Numerous state and federal government agencies have established programs that analyze health information to support research and policy objectives. These programs should be undertaken in a way that maximizes the confidentiality and security of patient data and preserves the trust of both health care providers and the public. While a strong policy framework is critical, the technical architecture of information exchange is another important factor. Currently, many government programs using health claims for secondary purposes collect and retain the data in a centralized fashion. The key message of this paper is that decentralized alternatives can achieve most secondary use program goals in a manner that is more protective of privacy and security in the long term.
Whereas centralized databases typically operate by compiling data into one system and managing it from that location, decentralized systems typically leave data housed with the original sources of the data and perform analyses by searching the data held by these entities. A fundamental problem with the centralized architecture used by many programs is that centralization typically necessitates the maintenance and sharing of multiple copies of patient data. This pattern repeats itself each time a new research or policy need requires the creation of another centralized database. Yet continually building and copying huge repositories of medical data is risky, inefficient, and a poor long-term strategy.

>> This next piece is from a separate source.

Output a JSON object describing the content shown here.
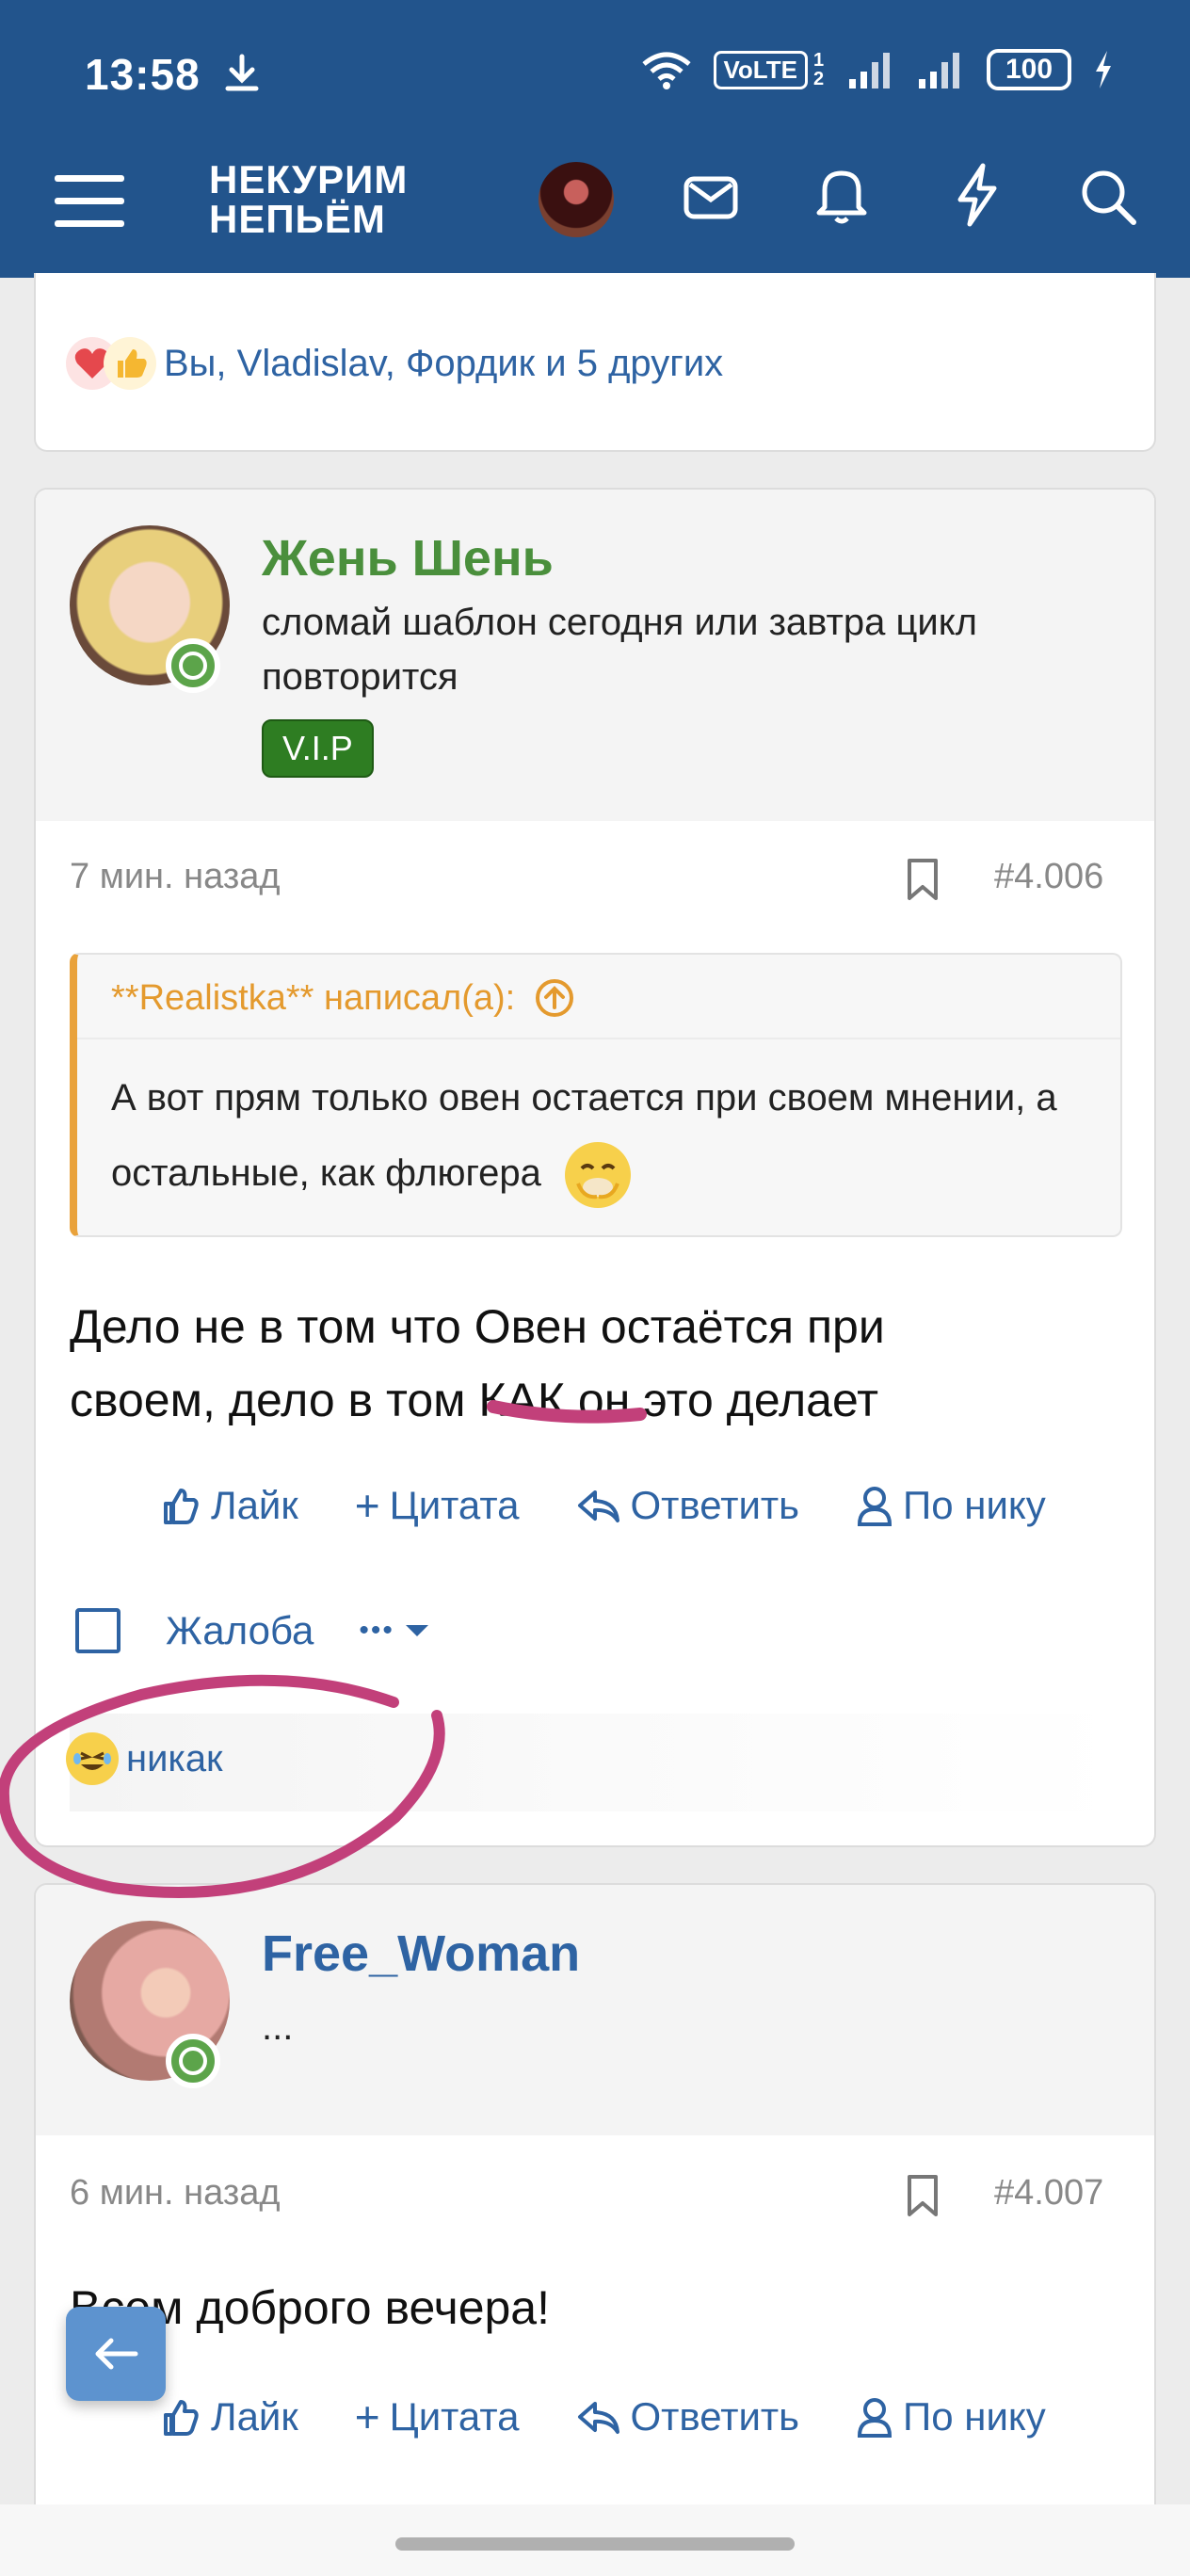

Distributed networks can often cost less and take less time to establish than centralized databases because a distributed network minimizes data transfer and leverages existing infrastructure. Using a distributed network can also reduce the risk and severity of data breaches compared to centralized databases. Leaving data sets with the original data sources minimizes the number of copies of sensitive data sets in circulation.
CDT recommends the U.S. Dept. of Health and Human Services (HHS) collaborate with health care plans and providers, researchers, state agencies, and technology vendors to initiate projects to evaluate the effectiveness of a distributed models. CDT also recommends federal and state agencies ensure their regulations leave open the possibility of using systems – subject to approval by the agencies – that do not rely on centralized databases.